The next day, we decided to get a tour bus, one that stopped off and picked up, so we could choose to go a little further afield, and have a look at The Vatican, on the other side of the River Tiber. On the way to the bus,we noticed a small cemetery, behind some vendors’ stands. Inside and outside this unprepossessing building, were the gravestones of soldiers and gladiators, some dating from dates B.C. They were lined up along the walls, some with translations of the inscriptions. This small diversion was in some ways, one of the most impressive parts of the whole trip, and I found this small area incredibly moving. The bus took us off to St Peter’s Basilica, and the Sistine Chapel, both sites we considered essential to visit, during the short stay. I was unprepared for the sheer size of St Peter’s. It is simply enormous. I had expected something like St Paul’s, in London, but I believe that you could fit that cathedral inside the one in Rome, with plenty of room to spare. This high temple of Catholicism is so much larger than it seems on TV, or in pictures, little wonder it staggered the 16th century mind.

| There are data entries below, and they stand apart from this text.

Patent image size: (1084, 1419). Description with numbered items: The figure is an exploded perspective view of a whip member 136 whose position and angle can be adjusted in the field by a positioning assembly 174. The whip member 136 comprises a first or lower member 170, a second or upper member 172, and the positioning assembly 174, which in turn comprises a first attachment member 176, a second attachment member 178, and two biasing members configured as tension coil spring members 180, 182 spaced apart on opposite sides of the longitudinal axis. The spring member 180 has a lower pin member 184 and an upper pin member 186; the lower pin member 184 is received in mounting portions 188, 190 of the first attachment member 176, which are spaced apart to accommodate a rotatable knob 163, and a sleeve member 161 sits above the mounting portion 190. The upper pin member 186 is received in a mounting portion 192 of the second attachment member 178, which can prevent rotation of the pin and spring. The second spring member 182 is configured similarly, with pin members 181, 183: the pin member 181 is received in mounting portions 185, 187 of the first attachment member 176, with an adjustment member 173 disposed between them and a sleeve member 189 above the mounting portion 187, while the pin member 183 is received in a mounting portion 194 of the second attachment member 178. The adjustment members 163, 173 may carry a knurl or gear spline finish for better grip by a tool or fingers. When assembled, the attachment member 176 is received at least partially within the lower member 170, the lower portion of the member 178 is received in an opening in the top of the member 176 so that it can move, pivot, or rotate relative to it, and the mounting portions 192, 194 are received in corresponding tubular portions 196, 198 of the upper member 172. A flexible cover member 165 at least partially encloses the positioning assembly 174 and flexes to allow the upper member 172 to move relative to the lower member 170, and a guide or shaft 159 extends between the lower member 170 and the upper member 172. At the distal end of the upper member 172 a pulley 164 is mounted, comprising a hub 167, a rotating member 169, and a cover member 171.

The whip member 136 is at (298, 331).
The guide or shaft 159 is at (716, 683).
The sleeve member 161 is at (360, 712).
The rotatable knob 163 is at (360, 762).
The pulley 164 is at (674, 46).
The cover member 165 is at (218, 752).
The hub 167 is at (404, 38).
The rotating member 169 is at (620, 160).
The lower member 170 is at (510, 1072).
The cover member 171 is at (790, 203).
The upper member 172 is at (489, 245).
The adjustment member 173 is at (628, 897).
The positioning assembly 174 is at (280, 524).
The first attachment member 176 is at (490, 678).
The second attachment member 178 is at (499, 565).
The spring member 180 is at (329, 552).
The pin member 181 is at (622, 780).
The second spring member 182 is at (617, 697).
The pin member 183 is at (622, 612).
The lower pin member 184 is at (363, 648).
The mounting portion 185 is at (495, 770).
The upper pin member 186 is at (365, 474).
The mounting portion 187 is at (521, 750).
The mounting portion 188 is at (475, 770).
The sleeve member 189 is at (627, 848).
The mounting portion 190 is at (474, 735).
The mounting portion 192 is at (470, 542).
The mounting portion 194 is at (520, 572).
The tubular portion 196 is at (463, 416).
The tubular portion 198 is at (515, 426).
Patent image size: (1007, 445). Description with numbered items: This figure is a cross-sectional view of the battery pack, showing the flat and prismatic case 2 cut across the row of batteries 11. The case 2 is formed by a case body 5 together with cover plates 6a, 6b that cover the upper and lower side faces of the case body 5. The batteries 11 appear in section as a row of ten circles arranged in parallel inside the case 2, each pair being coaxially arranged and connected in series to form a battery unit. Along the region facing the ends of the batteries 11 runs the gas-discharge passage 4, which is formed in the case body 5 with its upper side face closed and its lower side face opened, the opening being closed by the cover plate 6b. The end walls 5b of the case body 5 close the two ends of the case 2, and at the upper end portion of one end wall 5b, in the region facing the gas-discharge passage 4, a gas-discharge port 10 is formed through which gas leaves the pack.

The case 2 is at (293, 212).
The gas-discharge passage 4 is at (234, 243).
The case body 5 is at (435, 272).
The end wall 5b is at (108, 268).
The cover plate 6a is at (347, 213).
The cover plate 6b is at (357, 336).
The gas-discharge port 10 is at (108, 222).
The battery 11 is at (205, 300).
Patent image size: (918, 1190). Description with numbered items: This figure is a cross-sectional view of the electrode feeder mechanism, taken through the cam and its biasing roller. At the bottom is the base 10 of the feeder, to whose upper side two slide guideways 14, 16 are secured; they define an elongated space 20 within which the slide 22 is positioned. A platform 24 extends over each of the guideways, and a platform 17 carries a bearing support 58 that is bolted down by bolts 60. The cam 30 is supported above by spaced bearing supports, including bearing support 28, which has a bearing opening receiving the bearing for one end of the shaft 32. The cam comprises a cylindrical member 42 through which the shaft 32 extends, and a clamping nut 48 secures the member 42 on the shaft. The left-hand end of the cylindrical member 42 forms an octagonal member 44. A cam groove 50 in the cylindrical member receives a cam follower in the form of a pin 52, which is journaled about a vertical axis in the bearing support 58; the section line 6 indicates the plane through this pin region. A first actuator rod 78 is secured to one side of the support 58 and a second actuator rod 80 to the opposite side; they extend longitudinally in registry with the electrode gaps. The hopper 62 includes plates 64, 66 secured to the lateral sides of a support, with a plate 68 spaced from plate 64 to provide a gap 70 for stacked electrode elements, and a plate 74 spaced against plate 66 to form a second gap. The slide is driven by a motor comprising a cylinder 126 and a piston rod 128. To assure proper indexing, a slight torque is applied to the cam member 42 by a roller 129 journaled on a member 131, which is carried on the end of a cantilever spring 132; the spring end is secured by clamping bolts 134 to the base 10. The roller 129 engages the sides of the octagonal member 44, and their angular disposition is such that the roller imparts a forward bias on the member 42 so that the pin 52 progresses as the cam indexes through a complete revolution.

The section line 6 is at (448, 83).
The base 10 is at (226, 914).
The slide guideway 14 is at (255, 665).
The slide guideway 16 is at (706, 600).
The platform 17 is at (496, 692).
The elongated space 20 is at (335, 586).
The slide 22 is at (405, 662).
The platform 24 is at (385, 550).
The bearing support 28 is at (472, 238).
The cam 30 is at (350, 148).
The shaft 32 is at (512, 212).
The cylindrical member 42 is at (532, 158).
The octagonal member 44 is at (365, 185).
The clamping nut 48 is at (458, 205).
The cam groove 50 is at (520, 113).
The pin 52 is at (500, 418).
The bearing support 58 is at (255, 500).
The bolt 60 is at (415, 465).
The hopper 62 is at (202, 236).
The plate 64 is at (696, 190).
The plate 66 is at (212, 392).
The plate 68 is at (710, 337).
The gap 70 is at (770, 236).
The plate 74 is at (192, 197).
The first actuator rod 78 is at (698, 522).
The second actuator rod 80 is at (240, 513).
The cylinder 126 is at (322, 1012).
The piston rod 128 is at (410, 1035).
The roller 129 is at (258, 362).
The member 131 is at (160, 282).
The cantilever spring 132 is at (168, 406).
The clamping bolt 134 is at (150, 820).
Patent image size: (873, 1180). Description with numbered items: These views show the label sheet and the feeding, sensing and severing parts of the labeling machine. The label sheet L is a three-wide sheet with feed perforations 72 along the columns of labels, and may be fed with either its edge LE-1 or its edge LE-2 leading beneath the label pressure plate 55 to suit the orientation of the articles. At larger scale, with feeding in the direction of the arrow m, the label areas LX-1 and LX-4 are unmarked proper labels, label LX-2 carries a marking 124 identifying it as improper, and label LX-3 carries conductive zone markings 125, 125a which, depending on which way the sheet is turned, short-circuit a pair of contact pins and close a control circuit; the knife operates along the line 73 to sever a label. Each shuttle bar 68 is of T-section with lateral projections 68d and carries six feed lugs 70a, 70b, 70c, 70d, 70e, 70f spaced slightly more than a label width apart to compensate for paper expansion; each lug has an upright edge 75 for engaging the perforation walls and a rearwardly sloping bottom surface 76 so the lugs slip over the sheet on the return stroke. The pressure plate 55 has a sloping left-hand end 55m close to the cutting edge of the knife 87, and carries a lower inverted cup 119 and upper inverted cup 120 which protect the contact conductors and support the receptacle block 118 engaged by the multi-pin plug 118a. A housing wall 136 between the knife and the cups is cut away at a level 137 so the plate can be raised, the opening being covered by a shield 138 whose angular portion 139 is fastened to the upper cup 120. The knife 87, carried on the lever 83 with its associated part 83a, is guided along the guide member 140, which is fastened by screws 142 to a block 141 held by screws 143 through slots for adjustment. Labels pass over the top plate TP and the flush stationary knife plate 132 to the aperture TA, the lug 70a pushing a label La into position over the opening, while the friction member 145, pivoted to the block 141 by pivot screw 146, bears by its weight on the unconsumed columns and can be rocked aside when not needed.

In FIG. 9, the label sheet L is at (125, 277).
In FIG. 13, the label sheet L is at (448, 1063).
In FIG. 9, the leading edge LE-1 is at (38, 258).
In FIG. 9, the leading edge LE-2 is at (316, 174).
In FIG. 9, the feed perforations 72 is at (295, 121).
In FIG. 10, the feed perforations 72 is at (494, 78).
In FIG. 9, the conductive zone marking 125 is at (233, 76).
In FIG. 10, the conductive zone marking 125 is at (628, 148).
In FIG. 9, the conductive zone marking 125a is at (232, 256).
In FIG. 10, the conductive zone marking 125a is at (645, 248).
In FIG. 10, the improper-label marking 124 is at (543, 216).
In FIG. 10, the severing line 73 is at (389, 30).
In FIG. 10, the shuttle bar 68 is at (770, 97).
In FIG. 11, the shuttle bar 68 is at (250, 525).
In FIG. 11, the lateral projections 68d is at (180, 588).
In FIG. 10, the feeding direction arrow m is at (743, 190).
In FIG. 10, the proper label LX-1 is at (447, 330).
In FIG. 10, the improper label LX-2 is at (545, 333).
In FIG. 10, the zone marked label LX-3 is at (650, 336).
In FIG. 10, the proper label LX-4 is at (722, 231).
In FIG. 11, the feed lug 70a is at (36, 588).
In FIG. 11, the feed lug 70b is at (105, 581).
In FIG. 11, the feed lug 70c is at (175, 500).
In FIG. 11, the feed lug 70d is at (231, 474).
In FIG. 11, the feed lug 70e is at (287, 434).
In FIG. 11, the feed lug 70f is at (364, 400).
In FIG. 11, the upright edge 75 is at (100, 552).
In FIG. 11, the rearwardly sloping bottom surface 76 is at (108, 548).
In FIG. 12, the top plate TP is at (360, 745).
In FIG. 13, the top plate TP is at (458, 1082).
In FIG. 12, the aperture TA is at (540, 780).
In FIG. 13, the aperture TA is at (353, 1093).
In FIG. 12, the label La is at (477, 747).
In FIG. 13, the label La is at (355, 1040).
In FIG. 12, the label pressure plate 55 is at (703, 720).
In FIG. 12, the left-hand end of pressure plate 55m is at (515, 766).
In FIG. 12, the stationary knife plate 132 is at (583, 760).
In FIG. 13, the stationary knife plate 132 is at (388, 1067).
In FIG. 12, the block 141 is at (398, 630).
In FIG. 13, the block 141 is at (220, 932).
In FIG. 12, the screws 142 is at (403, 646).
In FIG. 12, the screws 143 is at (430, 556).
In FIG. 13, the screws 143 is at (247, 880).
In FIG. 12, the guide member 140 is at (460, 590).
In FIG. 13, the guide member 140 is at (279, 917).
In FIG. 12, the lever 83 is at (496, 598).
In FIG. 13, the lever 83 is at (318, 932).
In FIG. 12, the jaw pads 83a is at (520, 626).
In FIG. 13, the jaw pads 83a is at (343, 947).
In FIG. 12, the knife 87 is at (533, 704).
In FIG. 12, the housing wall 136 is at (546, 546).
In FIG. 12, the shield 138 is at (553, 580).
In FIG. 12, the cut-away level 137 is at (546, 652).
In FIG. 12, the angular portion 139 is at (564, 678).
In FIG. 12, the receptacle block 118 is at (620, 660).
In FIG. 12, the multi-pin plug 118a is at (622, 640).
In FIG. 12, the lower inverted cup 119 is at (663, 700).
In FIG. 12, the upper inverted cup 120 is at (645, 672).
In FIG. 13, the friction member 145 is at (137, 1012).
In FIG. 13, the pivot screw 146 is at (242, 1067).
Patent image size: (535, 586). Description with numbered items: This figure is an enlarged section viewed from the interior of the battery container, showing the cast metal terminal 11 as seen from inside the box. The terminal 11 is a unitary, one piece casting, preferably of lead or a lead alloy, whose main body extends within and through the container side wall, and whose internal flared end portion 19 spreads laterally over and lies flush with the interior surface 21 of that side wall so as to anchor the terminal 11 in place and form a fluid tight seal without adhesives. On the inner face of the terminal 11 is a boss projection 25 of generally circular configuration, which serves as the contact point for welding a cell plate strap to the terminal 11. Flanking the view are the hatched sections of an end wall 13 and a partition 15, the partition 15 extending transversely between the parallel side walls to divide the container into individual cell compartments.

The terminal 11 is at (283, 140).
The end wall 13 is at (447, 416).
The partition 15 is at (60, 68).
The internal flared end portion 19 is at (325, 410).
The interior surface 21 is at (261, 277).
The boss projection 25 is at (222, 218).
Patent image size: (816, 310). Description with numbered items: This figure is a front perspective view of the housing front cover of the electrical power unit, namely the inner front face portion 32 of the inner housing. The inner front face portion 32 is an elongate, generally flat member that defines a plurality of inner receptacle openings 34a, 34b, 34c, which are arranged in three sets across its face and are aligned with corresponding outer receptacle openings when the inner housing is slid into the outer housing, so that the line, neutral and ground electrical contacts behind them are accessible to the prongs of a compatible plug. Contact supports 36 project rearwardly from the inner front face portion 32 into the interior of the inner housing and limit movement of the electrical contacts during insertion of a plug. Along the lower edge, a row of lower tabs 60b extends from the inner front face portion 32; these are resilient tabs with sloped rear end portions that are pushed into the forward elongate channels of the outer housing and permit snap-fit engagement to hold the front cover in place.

Inside, the wonders continue, including statues as big as houses, carved from marble, and the overall effect of the place is to leave you slack-jawed and speechless. I actually became quite uncomfortable, at the contrast with this display of wealth and majesty, against the poverty in so many places where Catholicism is the main religion and power.

We later joined a long queue to enter the Sistine Chapel, part of the official residence of The Pope, The Apostolic Palace. This long line snaked a circuitous route around the building, passing many beggars, mostly elderly women, who lay in the street, as hundreds of clergymen and nuns passed by, oblivious to their presence. The crowds inside the chapel are significant, and it is not a place for anyone suffering from claustrophobia. The paintings on the ceiling are, once again, so much more powerful that you could ever imagine, from seeing them anywhere else. The sheer scale, and the vibrant colours, it is almost too much splendour. You also have to keep moving, so there is no time to linger on any particular feature. Despite the short time allowed, and the uncomfortable crush that has to be endured, I am very glad to have seen this. We later took in the Spanish Steps, eating in a marvellous restaurant near there that same evening. I threw coins into the Trvei Fountain, and managed to get a photo of Julie doing the same, with all three coins still in the air.

Rome is a place that has almost too much to see. The imposing Castel Sant Angelo, and the modern monument to King Victoria Emmanuel ll, The Arch of Constantine, The Pantheon, in Greek style, and the incredible Santa Maria Maggiore, the list just goes on and on. Outside of the tourist trail, we did not really encounter much of Italian life, as time was too short. We did eat some marvellous meals, in some of the most atmospheric restaurants I have ever visited. My fiftieth birthday was celebrated in the elegant Grappollo D’oro restaurant, near our hotel, and it was excellent. Julie almost destroyed her poor feet, as walking in the heat gave her terrible blisters, but she never complained. There was a lot we never got to see, as time and distance made it impossible. The famous catacombs, much of the other side of the river, the artistic district, and many other sights outside the limits of the city, all had to be neglected. In the short time available, we had a marvellous trip, and almost twelve years later, it feels as if I was there yesterday.

I don’t know if I will ever go back, but I doubt it. I do urge you to see it though, if you have never been. I cannot imagine anyone being disappointed, by this most magnificent of cities.